By James T. Brooks
MONROVIA — In a blistering critique of Liberia’s political landscape, Citizens Movement for Change (CMC) political leader Musa Hassan Bility is warning citizens that politicians who weaponize tribalism and religion on the campaign trail do so precisely because they have nothing else to offer.
As the country moves toward its next election, Bility urged voters to reject identity-driven fear tactics and instead demand integrity, competence, and concrete governance from their candidates.
In a powerful written statement titled “Never Again: Liberia Must Reject the Politics of Tribe, Fear, and False Religion,” Bility argued that Liberia’s fundamental issue is not its rich ethnic or religious diversity, but rather a predatory political class that exploits these identities to escape accountability for its failures.
“They divide us because they cannot develop us,” Bility wrote. “They frighten us because they cannot lead us. They manipulate our faith because they cannot defend their stewardship.”
According to Bility, politicians routinely resort to tribal and religious appeals when their administrative failures become impossible to conceal—specifically when rising poverty, systemic corruption, broken infrastructure, mass unemployment, and collapsing healthcare systems demand explanations they simply cannot give.
“Because they know one thing,” he noted. “When their incompetence becomes visible, when the people begin demanding answers, they have only two weapons left — tribe and religion.”
Bility argued that leadership quality has absolutely nothing to do with ethnic origin or faith, pointing out that every single tribe, county, and religion in Liberia has produced highly capable individuals. Despite this, ordinary citizens across all demographics continue to suffer under poor governance, thoroughly undercutting the claim that electing “one of our own” translates to better lives for the community.
“Tribe was never the solution, religion was never the solution, and fear was never the solution,” Bility stated. “Character, competence, courage, stewardship, and principle were always the solution.”
The opposition leader took direct aim at politicians who display intense religious devotion during campaign season, only to completely abandon those values once they secure office. He argued that if the core teachings of the Bible and the Quran were genuinely practiced by the officials who invoke them at the ballot box, Liberia would not find itself in its current governance crisis.
“They use God to gain power, then abandon godliness once they have it,” Bility wrote. “Religion condemns corruption, greed, deceit, wickedness, hatred, and division. Yet the same people who wave religion before elections throw morality away the moment they enter public office.”
On the critical issue of political reform, Bility called on the Liberian electorate to stop allowing public service to function as a transactional marketplace where political loyalty is blindly traded away without any expectation of commitment or results.
“We cannot continue choosing leaders based on fear manufactured by warmongers and ethnic merchants,” he warned. “We cannot continue allowing politicians to reduce Liberia into a battlefield of tribes while they sit comfortably, enriching themselves.”
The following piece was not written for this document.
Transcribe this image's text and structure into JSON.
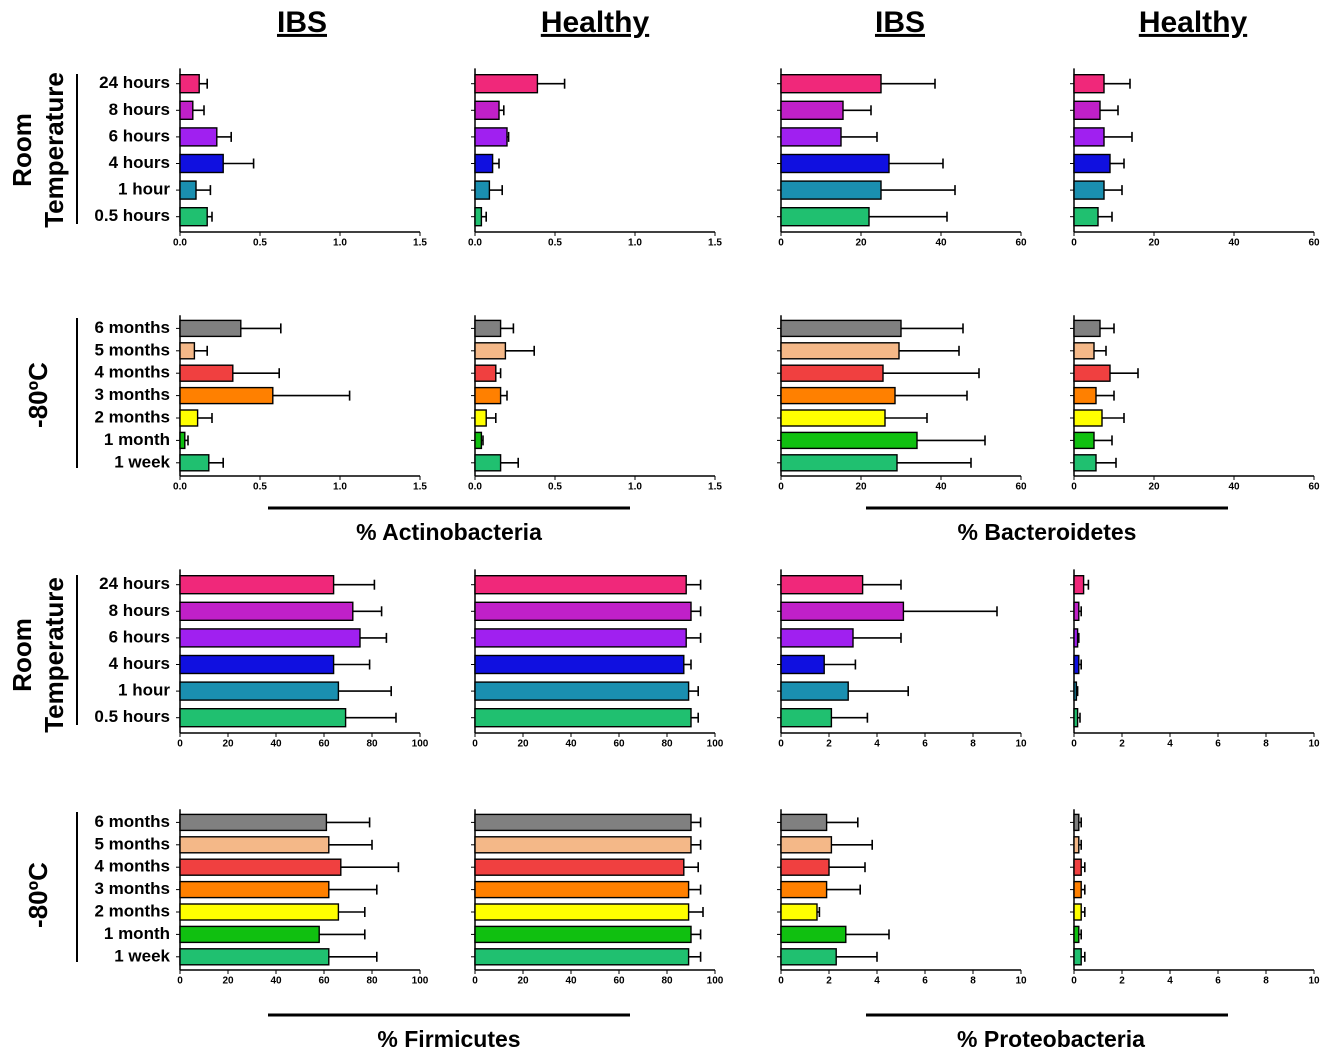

Closing his statement with a call to action, Bility urged everyday citizens to actively confront and reject bigotry in public discourse rather than quietly tolerate it.
“We must challenge them directly, reject them openly, and expose their hypocrisy loudly,” Bility declared. “Every time Liberia has listened to fear instead of vision, division instead of ideas, and tribe instead of competence, the Liberian people have suffered.